Some of them can be valuable tools in your situation. They give you out-of-this-world magnification for less than $500. The venerable Canon SX50 has a maximum reach of 1200mm equivalent (the actual focal length at that setting is 215mm), and only costs $350—and eBay is probably flooded with these at even lower prices. But how often do you actually need 1200mm-equivalent reach, anyway? When you fill the frame at that focal length, you can often have some issues such as heat distortion, simply because you’re shooting something that is so far away.

If you’re craving long reach but want a bigger sensor, there are some other options. You could go with a Micro Four Thirds camera and an Olympus 75-300 II or Panasonic 100-300, but then you’ll “only” get 600mm-equivalent reach, which you can get with your current camera and something like a 100-400, which I suppose isn’t any bigger than a 70-200 f/2.8. Panasonic has announced development of a Leica-branded 100-400 lens for Micro Four Thirds, which gives 800mm-equivalent reach—what you’d get with a 500mm lens for your Canon APS-C camera.
Another option is a Nikon 1-series camera (the best sensor of them all right now is in the J5) with the CX 70-300 lens, which gives around 800mm-equivalent reach as well. You can also mount lenses for Nikon DSLRs—for example, the Nikon 80-400 will get you to >1,000mm, and we haven’t even talked about teleconverters. But that option would really only be viable if you already had such lenses.

If you don’t mind the size, get a super-telephoto lens for your T5i. Some of them aren’t too expensive—you can get a Tamron/Sigma 150-600mm f/5-6.3 lens for under $1,100 new, and if that’s too expensive for you, look for a used Sigma 150-500. Of course, there is merit to the exotic super-telephoto primes—500mm f/4, 600mm f/4, 800mm f/5.6—but with the slower and more “consumer-grade” zoom lenses, you still get the reach with decent sharpness, and at a truly long focal length—you will get far deeper depth of field with a camera like the SX50, than you’d get by using a 150-600/150-500 zoom on your T5i.
 
The Panasonic FZ1000 is a good compromise for someone who doesn't like to hassle with lenses.
The daylight IQ is (almost) as good as from an entry level DSLR. Even at ISO 3200, pictures are acceptable
most of the time. It is a very fast and versatile camera.
Rudi
 
The Panasonic FZ1000 is a good compromise for someone who doesn't like to hassle with lenses.
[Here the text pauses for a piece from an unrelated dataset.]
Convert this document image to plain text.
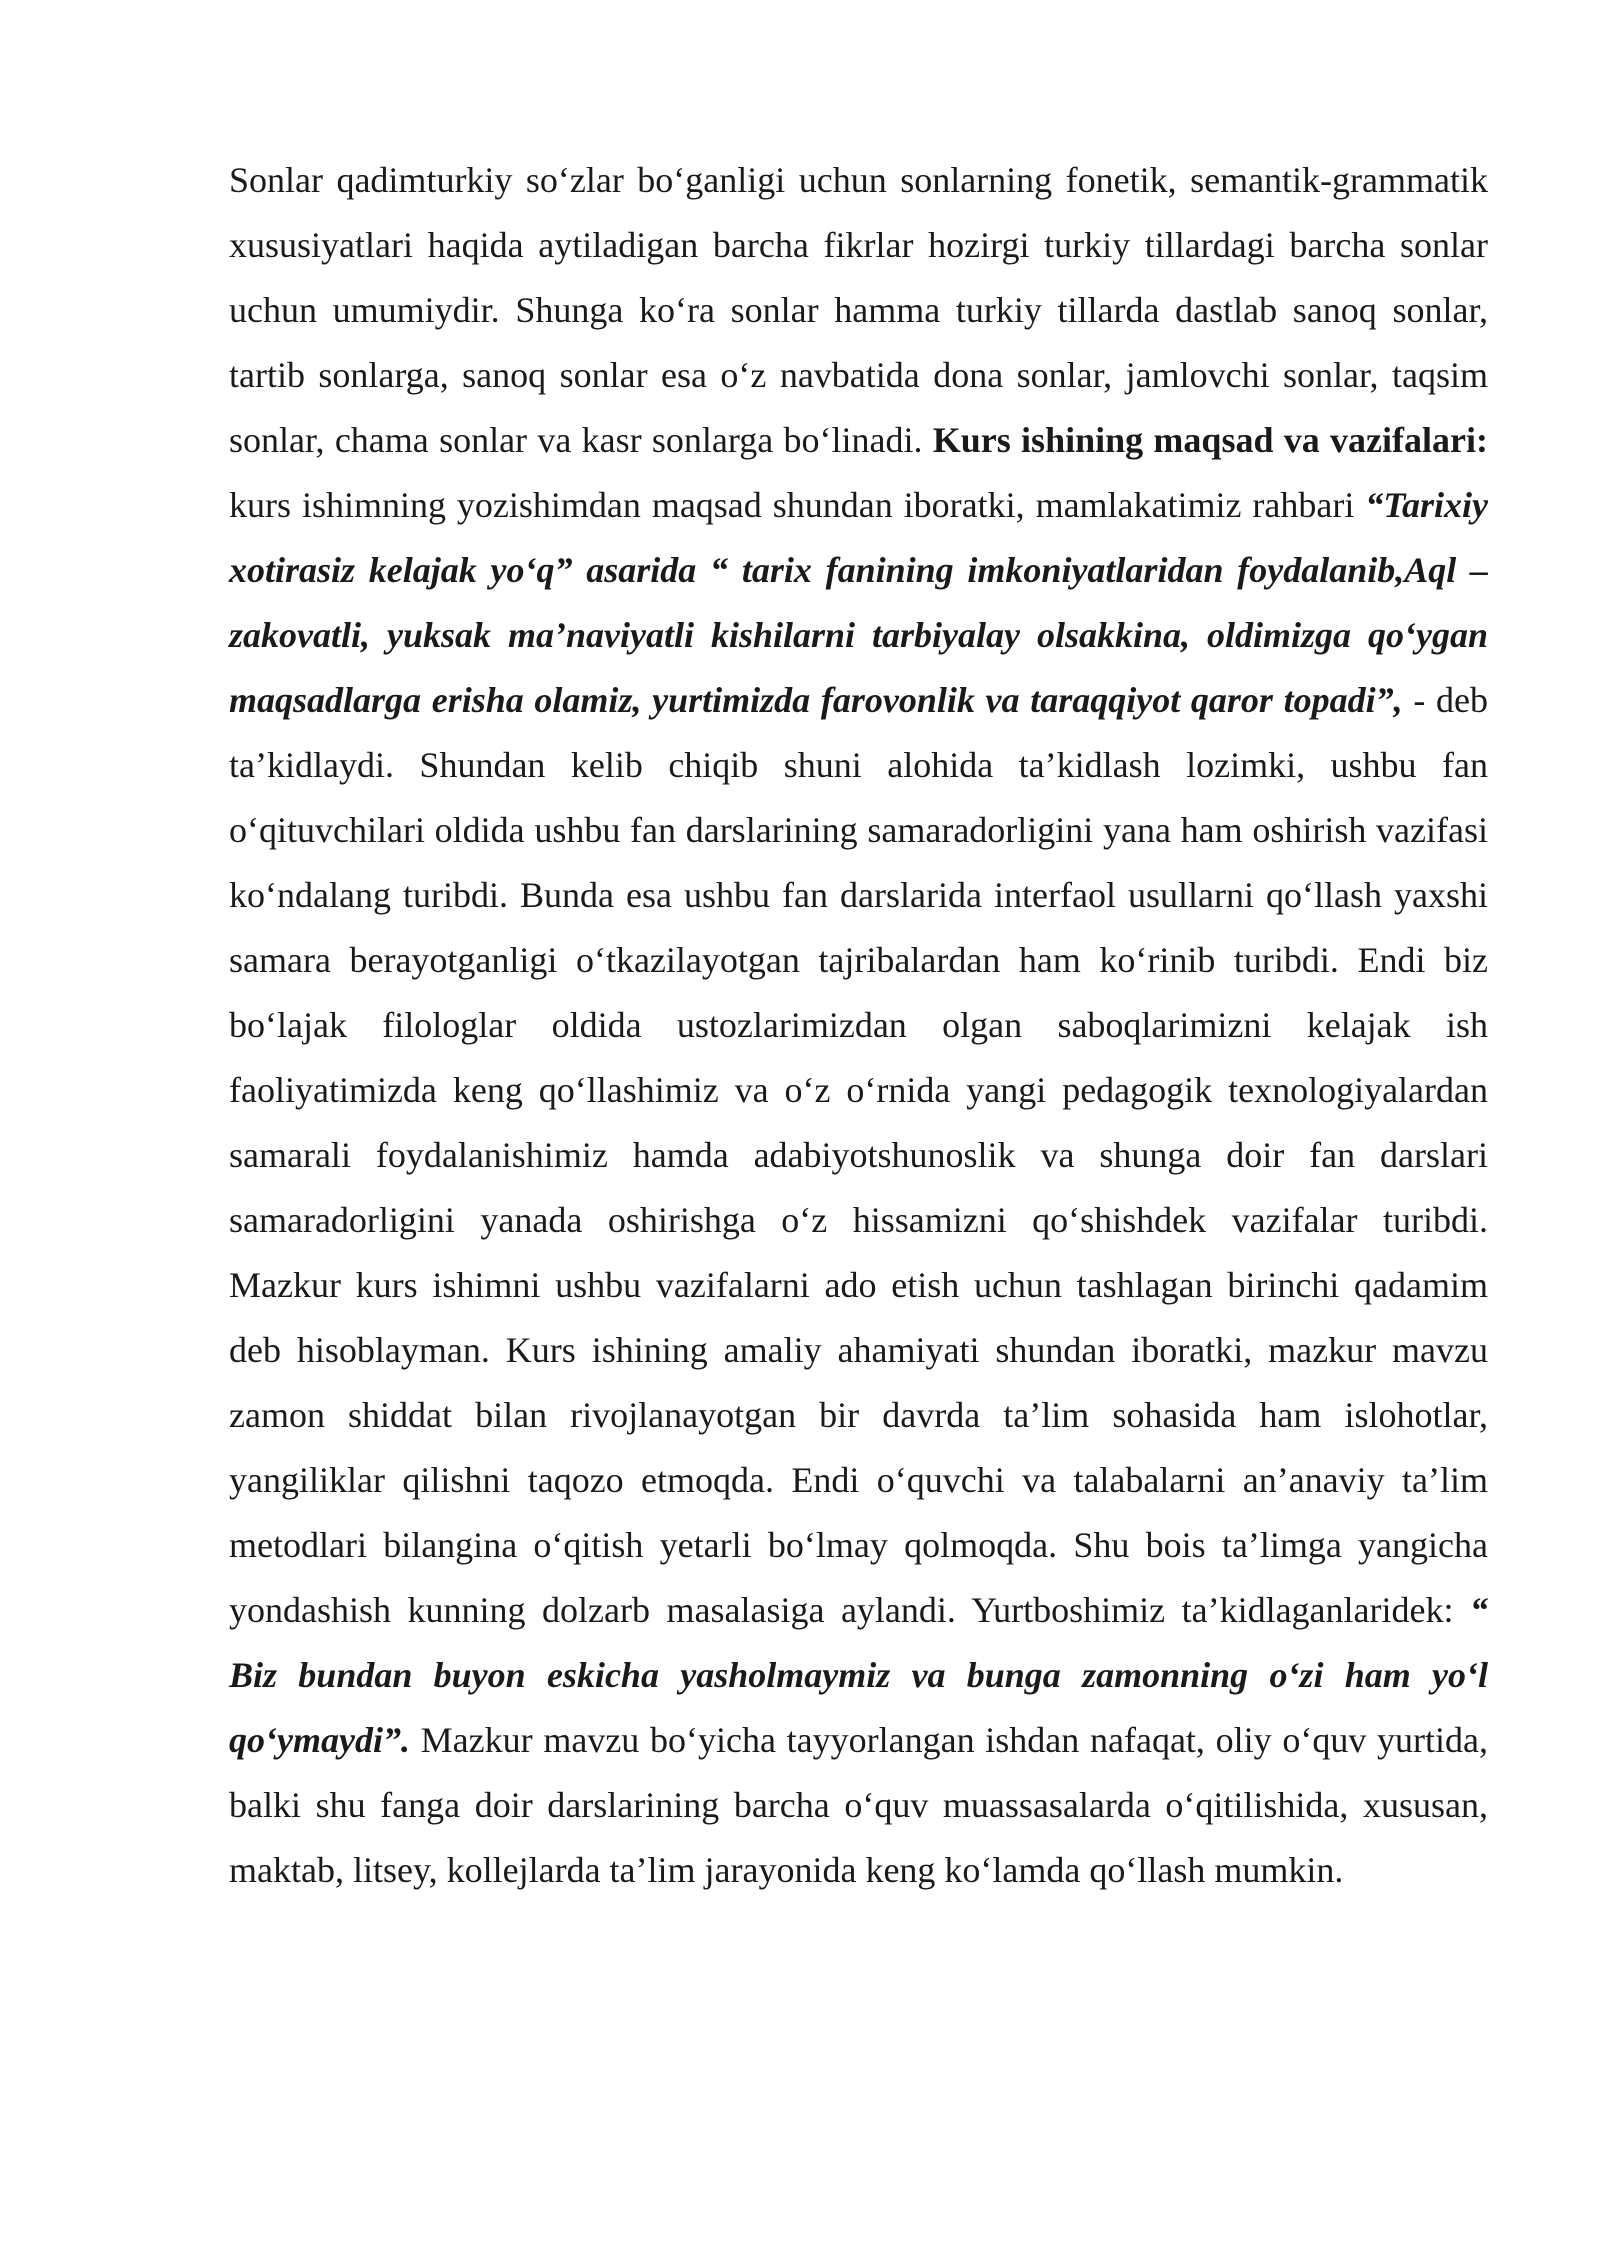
Sonlar qadimturkiy so‘zlar bo‘ganligi uchun sonlarning fonetik, semantik-grammatik xususiyatlari haqida aytiladigan barcha fikrlar hozirgi turkiy tillardagi barcha sonlar uchun umumiydir. Shunga ko‘ra sonlar hamma turkiy tillarda dastlab sanoq sonlar, tartib sonlarga, sanoq sonlar esa o‘z navbatida dona sonlar, jamlovchi sonlar, taqsim sonlar, chama sonlar va kasr sonlarga bo‘linadi. Kurs ishining maqsad va vazifalari: kurs ishimning yozishimdan maqsad shundan iboratki, mamlakatimiz rahbari “Tarixiy xotirasiz kelajak yo‘q” asarida “ tarix fanining imkoniyatlaridan foydalanib,Aql – zakovatli, yuksak ma’naviyatli kishilarni tarbiyalay olsakkina, oldimizga qo‘ygan maqsadlarga erisha olamiz, yurtimizda farovonlik va taraqqiyot qaror topadi”, - deb ta’kidlaydi. Shundan kelib chiqib shuni alohida ta’kidlash lozimki, ushbu fan o‘qituvchilari oldida ushbu fan darslarining samaradorligini yana ham oshirish vazifasi ko‘ndalang turibdi. Bunda esa ushbu fan darslarida interfaol usullarni qo‘llash yaxshi samara berayotganligi o‘tkazilayotgan tajribalardan ham ko‘rinib turibdi. Endi biz bo‘lajak filologlar oldida ustozlarimizdan olgan saboqlarimizni kelajak ish faoliyatimizda keng qo‘llashimiz va o‘z o‘rnida yangi pedagogik texnologiyalardan samarali foydalanishimiz hamda adabiyotshunoslik va shunga doir fan darslari samaradorligini yanada oshirishga o‘z hissamizni qo‘shishdek vazifalar turibdi. Mazkur kurs ishimni ushbu vazifalarni ado etish uchun tashlagan birinchi qadamim deb hisoblayman. Kurs ishining amaliy ahamiyati shundan iboratki, mazkur mavzu zamon shiddat bilan rivojlanayotgan bir davrda ta’lim sohasida ham islohotlar, yangiliklar qilishni taqozo etmoqda. Endi o‘quvchi va talabalarni an’anaviy ta’lim metodlari bilangina o‘qitish yetarli bo‘lmay qolmoqda. Shu bois ta’limga yangicha yondashish kunning dolzarb masalasiga aylandi. Yurtboshimiz ta’kidlaganlaridek: “ Biz bundan buyon eskicha yasholmaymiz va bunga zamonning o‘zi ham yo‘l qo‘ymaydi”. Mazkur mavzu bo‘yicha tayyorlangan ishdan nafaqat, oliy o‘quv yurtida, balki shu fanga doir darslarining barcha o‘quv muassasalarda o‘qitilishida, xususan, maktab, litsey, kollejlarda ta’lim jarayonida keng ko‘lamda qo‘llash mumkin.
The daylight IQ is (almost) as good as from an entry level DSLR. Even at ISO 3200, pictures are acceptable
most of the time. It is a very fast and versatile camera.
Rudi
Yet it’s hardly useful in this situation. The OP is intrigued by the great “reach” that typical superzooms cameras offer, but the FZ1000 doesn’t get him any further than with a 55-250 Canon lens—the terrific STM model is very affordable.
 
What is it that you enjoy shooting that would benefit from higher magnification?
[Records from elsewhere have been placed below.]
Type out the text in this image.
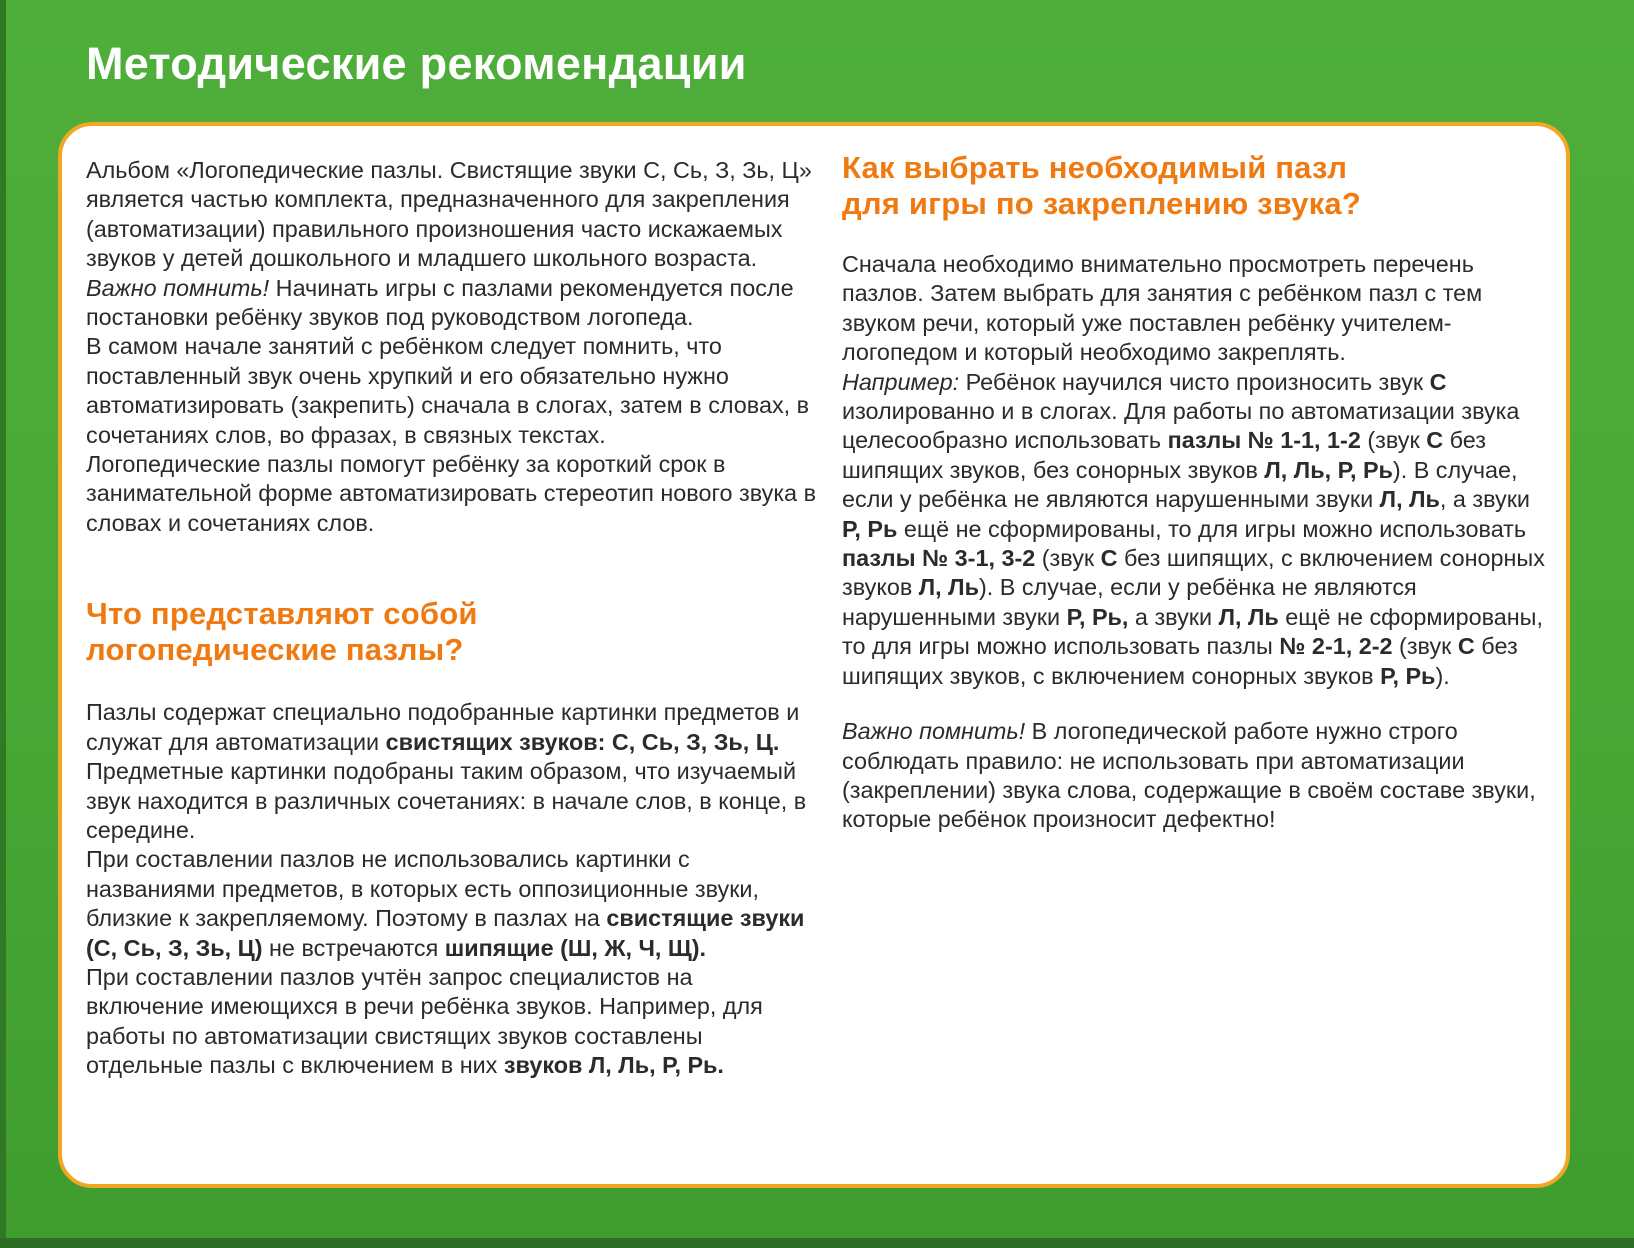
Методические рекомендации

Альбом «Логопедические пазлы. Свистящие звуки С, Сь, З, Зь, Ц» является частью комплекта, предназначенного для закрепления (автоматизации) правильного произношения часто искажаемых звуков у детей дошкольного и младшего школьного возраста.

Важно помнить! Начинать игры с пазлами рекомендуется после постановки ребёнку звуков под руководством логопеда.

В самом начале занятий с ребёнком следует помнить, что поставленный звук очень хрупкий и его обязательно нужно автоматизировать (закрепить) сначала в слогах, затем в словах, в сочетаниях слов, во фразах, в связных текстах.

Логопедические пазлы помогут ребёнку за короткий срок в занимательной форме автоматизировать стереотип нового звука в словах и сочетаниях слов.

Что представляют собой
логопедические пазлы?

Пазлы содержат специально подобранные картинки предметов и служат для автоматизации свистящих звуков: С, Сь, З, Зь, Ц.

Предметные картинки подобраны таким образом, что изучаемый звук находится в различных сочетаниях: в начале слов, в конце, в середине.

При составлении пазлов не использовались картинки с названиями предметов, в которых есть оппозиционные звуки, близкие к закрепляемому. Поэтому в пазлах на свистящие звуки (С, Сь, З, Зь, Ц) не встречаются шипящие (Ш, Ж, Ч, Щ).

При составлении пазлов учтён запрос специалистов на включение имеющихся в речи ребёнка звуков. Например, для работы по автоматизации свистящих звуков составлены отдельные пазлы с включением в них звуков Л, Ль, Р, Рь.

Как выбрать необходимый пазл
для игры по закреплению звука?

Сначала необходимо внимательно просмотреть перечень пазлов. Затем выбрать для занятия с ребёнком пазл с тем звуком речи, который уже поставлен ребёнку учителем-логопедом и который необходимо закреплять.

Например: Ребёнок научился чисто произносить звук С изолированно и в слогах. Для работы по автоматизации звука целесообразно использовать пазлы № 1-1, 1-2 (звук С без шипящих звуков, без сонорных звуков Л, Ль, Р, Рь). В случае, если у ребёнка не являются нарушенными звуки Л, Ль, а звуки Р, Рь ещё не сформированы, то для игры можно использовать пазлы № 3-1, 3-2 (звук С без шипящих, с включением сонорных звуков Л, Ль). В случае, если у ребёнка не являются нарушенными звуки Р, Рь, а звуки Л, Ль ещё не сформированы, то для игры можно использовать пазлы № 2-1, 2-2 (звук С без шипящих звуков, с включением сонорных звуков Р, Рь).

Важно помнить! В логопедической работе нужно строго соблюдать правило: не использовать при автоматизации (закреплении) звука слова, содержащие в своём составе звуки, которые ребёнок произносит дефектно!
In general, super-zoom lenses and bridge cameras usually sacrifice a bit in terms of optical quality, certainly in focal ratio, and typically cannot produce a shallow depth of field (if you want a blurred background... you'd need to switch cameras because you can't switch lenses and those lenses can't pull it off.)
 
Yes, they have come of age. Michael Reichmann of The Luminous Landscape recently compared a bridge camera versus a Canon d-slr and Canon lens...the bridge camera gave higher magnification and better detail in a hugely smaller, lighter, and easier to carry package. He says now he will be using the bridge camera when he wants a very long lens setup. I think the bridge cameras came of age a few years ago: the Fuji models from the mid-2000's were pretty good, shot in raw mode, shot decent video, and were small, light, and affordable. The best of the bridge cameras have excellent image quality. As in *excellent* image quality. Which is not to say "superb" image quality, which is another level entirely; but then again, for long-lens work that reaches "superb" image quality, it means a seven pound or heavier (fifteen pounds or so) lens, and basically, around an eight to eighteen thousand dollar rig.
 
The Canon SX60HS is a one of the better superzooms (65X).
An even longer reach has the Nikon P900 (83x) 24-2000mm eq.